What resources are available to help my hospital develop an implementation strategy?
CHA has developed a number of resources to help tax-exempt hospitals develop effective implementation strategies. Assessing and Addressing Community Health Needs contains a section on developing implementation strategies that comply with the guidance in IRS Notice 2011-52. This guide is being updated to be consistent with proposed rules. CHA also has developed a model community health needs assessment and implementation strategy to demonstrate how hospitals can report to community members and others what it has identified as community health needs and how it intends to address those needs. Both these resources are available on the community benefit section of the CHA website at www.chausa.org/communitybenefit.
The Learning Center on CHA's website offers the following presentations on implementation strategies from community benefit experts:
"Developing Effective Implementation Strategies" — Jan. 15, 2013 webinar featuring Michael Bilton, vice president at Verite Healthcare Consulting and former executive director of the Association for Community Health Improvement.
"Implementation Strategies: Moving from Data to Action" — presentation by Keith Hearle, president of Verite Healthcare Consulting, from CHA's July 2012 Assessing and Addressing Community Health Needs conference.
INDU SPUGNARDI is director, advocacy and resource development, Catholic Health Association, Washington, D.C.
IRS RELEASES PROPOSED RULE ON CHNA REQUIREMENTS
The proposed rule, released April 5, 2013, is mostly consistent with the guidance in Notice 2011-52. Below are some highlights; to read the text of the proposed rule and a summary prepared by CHA, visit www.chausa.org/communitybenefit. Comments are due to the IRS by July 5.

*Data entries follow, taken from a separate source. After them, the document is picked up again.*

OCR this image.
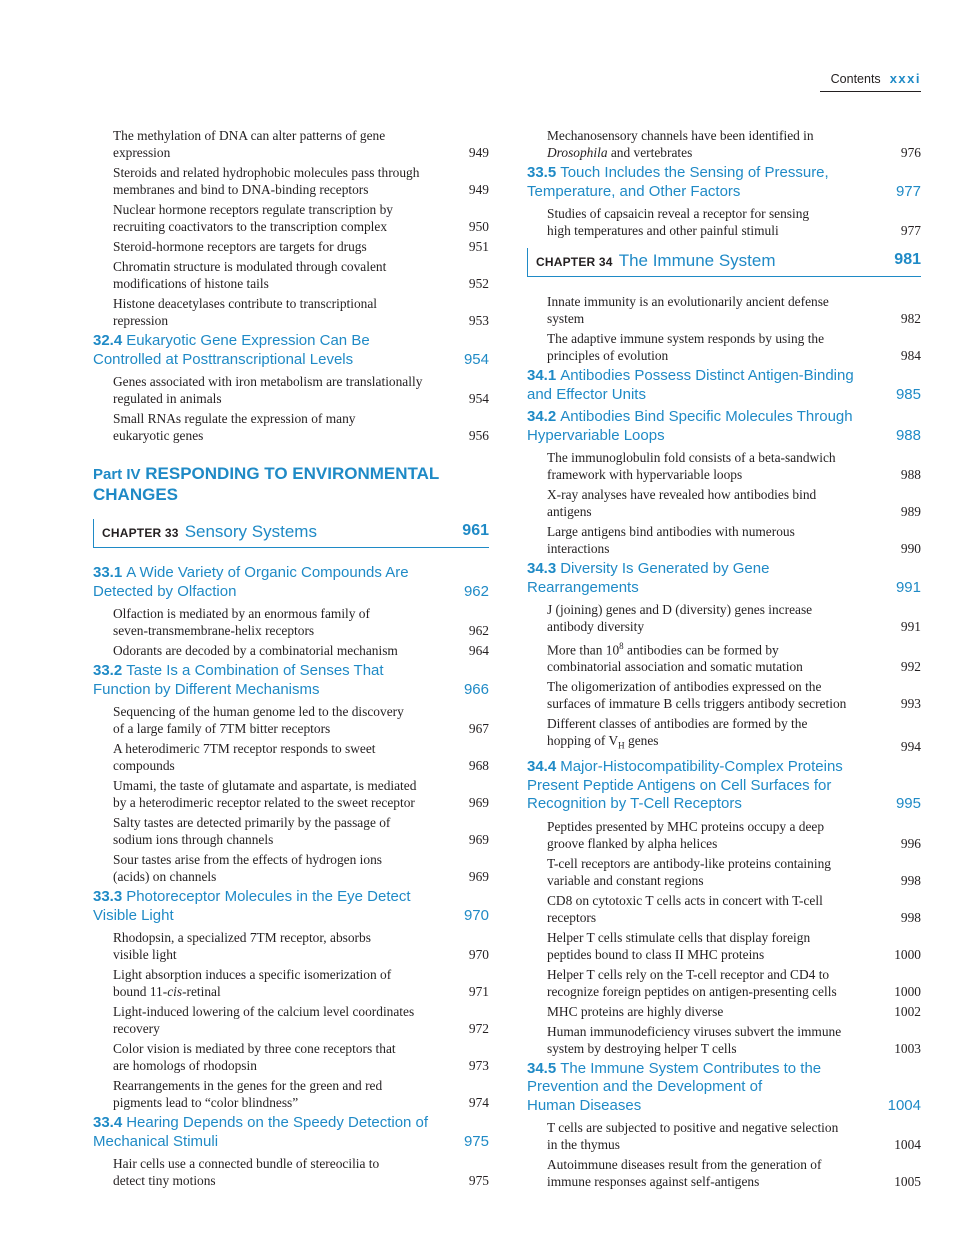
Contents xxxi
The methylation of DNA can alter patterns of gene
expression	949
Steroids and related hydrophobic molecules pass through
membranes and bind to DNA-binding receptors	949
Nuclear hormone receptors regulate transcription by
recruiting coactivators to the transcription complex	950
Steroid-hormone receptors are targets for drugs	951
Chromatin structure is modulated through covalent
modifications of histone tails	952
Histone deacetylases contribute to transcriptional
repression	953
32.4 Eukaryotic Gene Expression Can Be
Controlled at Posttranscriptional Levels	954
Genes associated with iron metabolism are translationally
regulated in animals	954
Small RNAs regulate the expression of many
eukaryotic genes	956
Part IV RESPONDING TO ENVIRONMENTAL
CHANGES
CHAPTER 33 Sensory Systems	961
33.1 A Wide Variety of Organic Compounds Are
Detected by Olfaction	962
Olfaction is mediated by an enormous family of
seven-transmembrane-helix receptors	962
Odorants are decoded by a combinatorial mechanism	964
33.2 Taste Is a Combination of Senses That
Function by Different Mechanisms	966
Sequencing of the human genome led to the discovery
of a large family of 7TM bitter receptors	967
A heterodimeric 7TM receptor responds to sweet
compounds	968
Umami, the taste of glutamate and aspartate, is mediated
by a heterodimeric receptor related to the sweet receptor	969
Salty tastes are detected primarily by the passage of
sodium ions through channels	969
Sour tastes arise from the effects of hydrogen ions
(acids) on channels	969
33.3 Photoreceptor Molecules in the Eye Detect
Visible Light	970
Rhodopsin, a specialized 7TM receptor, absorbs
visible light	970
Light absorption induces a specific isomerization of
bound 11-cis-retinal	971
Light-induced lowering of the calcium level coordinates
recovery	972
Color vision is mediated by three cone receptors that
are homologs of rhodopsin	973
Rearrangements in the genes for the green and red
pigments lead to “color blindness”	974
33.4 Hearing Depends on the Speedy Detection of
Mechanical Stimuli	975
Hair cells use a connected bundle of stereocilia to
detect tiny motions	975
Mechanosensory channels have been identified in
Drosophila and vertebrates	976
33.5 Touch Includes the Sensing of Pressure,
Temperature, and Other Factors	977
Studies of capsaicin reveal a receptor for sensing
high temperatures and other painful stimuli	977
CHAPTER 34 The Immune System	981
Innate immunity is an evolutionarily ancient defense
system	982
The adaptive immune system responds by using the
principles of evolution	984
34.1 Antibodies Possess Distinct Antigen-Binding
and Effector Units	985
34.2 Antibodies Bind Specific Molecules Through
Hypervariable Loops	988
The immunoglobulin fold consists of a beta-sandwich
framework with hypervariable loops	988
X-ray analyses have revealed how antibodies bind
antigens	989
Large antigens bind antibodies with numerous
interactions	990
34.3 Diversity Is Generated by Gene
Rearrangements	991
J (joining) genes and D (diversity) genes increase
antibody diversity	991
More than $10^8$ antibodies can be formed by
combinatorial association and somatic mutation	992
The oligomerization of antibodies expressed on the
surfaces of immature B cells triggers antibody secretion	993
Different classes of antibodies are formed by the
hopping of $V_H$ genes	994
34.4 Major-Histocompatibility-Complex Proteins
Present Peptide Antigens on Cell Surfaces for
Recognition by T-Cell Receptors	995
Peptides presented by MHC proteins occupy a deep
groove flanked by alpha helices	996
T-cell receptors are antibody-like proteins containing
variable and constant regions	998
CD8 on cytotoxic T cells acts in concert with T-cell
receptors	998
Helper T cells stimulate cells that display foreign
peptides bound to class II MHC proteins	1000
Helper T cells rely on the T-cell receptor and CD4 to
recognize foreign peptides on antigen-presenting cells	1000
MHC proteins are highly diverse	1002
Human immunodeficiency viruses subvert the immune
system by destroying helper T cells	1003
34.5 The Immune System Contributes to the
Prevention and the Development of
Human Diseases	1004
T cells are subjected to positive and negative selection
in the thymus	1004
Autoimmune diseases result from the generation of
immune responses against self-antigens	1005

- Joint CHNA and joint implementation strategy. Hospitals may share joint CHNA reports and implementation strategies under certain conditions. A joint implementation strategy must include a summary or other tool that helps the reader easily locate those portions of the joint implementation strategy that relate to each hospital facility. The joint strategy must clearly identify each hospital's particular role and responsibilities in taking the actions described in the strategy and the programs and resources each hospital plans to commit.
- Documentation. In addition to describing actions to address significant health needs, the strategy should include the anticipated impact of these actions and a plan to evaluate such impact. While the strategy must address needs identified through the hospital's CHNA, it may also describe activities to address health needs identified in other ways.

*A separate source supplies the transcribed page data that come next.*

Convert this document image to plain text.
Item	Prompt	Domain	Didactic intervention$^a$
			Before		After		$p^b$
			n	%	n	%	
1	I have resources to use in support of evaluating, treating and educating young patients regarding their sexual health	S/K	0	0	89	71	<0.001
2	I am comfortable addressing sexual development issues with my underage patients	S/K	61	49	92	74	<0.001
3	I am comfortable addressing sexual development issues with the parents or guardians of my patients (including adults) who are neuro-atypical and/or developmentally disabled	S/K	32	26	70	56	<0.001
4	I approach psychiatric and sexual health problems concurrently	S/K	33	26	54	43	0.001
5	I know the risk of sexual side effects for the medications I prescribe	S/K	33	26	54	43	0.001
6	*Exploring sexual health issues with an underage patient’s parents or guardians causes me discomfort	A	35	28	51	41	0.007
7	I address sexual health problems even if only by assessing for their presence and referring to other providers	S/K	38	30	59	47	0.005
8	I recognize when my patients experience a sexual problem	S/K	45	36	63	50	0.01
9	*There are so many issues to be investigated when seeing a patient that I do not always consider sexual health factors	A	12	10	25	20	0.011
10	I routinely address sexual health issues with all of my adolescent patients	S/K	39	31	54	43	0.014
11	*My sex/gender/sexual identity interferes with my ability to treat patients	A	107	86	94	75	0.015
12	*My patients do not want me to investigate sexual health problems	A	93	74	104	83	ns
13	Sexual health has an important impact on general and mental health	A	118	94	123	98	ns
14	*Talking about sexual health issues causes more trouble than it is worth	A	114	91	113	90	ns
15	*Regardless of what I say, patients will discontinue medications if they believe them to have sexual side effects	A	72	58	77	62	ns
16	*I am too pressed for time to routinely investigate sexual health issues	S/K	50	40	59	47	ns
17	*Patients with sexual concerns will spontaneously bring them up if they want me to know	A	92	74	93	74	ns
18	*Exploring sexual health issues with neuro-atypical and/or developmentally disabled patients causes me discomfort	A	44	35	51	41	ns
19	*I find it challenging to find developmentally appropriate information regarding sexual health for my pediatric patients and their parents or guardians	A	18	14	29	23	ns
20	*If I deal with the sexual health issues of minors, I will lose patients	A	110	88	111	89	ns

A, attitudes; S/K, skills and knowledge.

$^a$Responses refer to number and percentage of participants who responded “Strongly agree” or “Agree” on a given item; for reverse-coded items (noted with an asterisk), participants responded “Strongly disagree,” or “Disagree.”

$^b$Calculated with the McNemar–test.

- Reporting on the Form 990. Hospital organizations must attach the strategy for each of its hospital facilities to the Form 990 or provide on the Form 990 the URL(s) of the web page(s) on which it has made each implementation strategy widely available on a website. Hospitals must include annual updates on the Form 990 describing the actions taken during the taxable year to address the significant health needs identified in the CHNA or, if no actions were taken with respect to one or more of these health needs, the reason(s) why no actions were taken.
- Timing for adoption of strategy. The proposed rule creates transition relief allowing for later adoption of the strategy in connection with when a hospital facility conducts its first CHNA.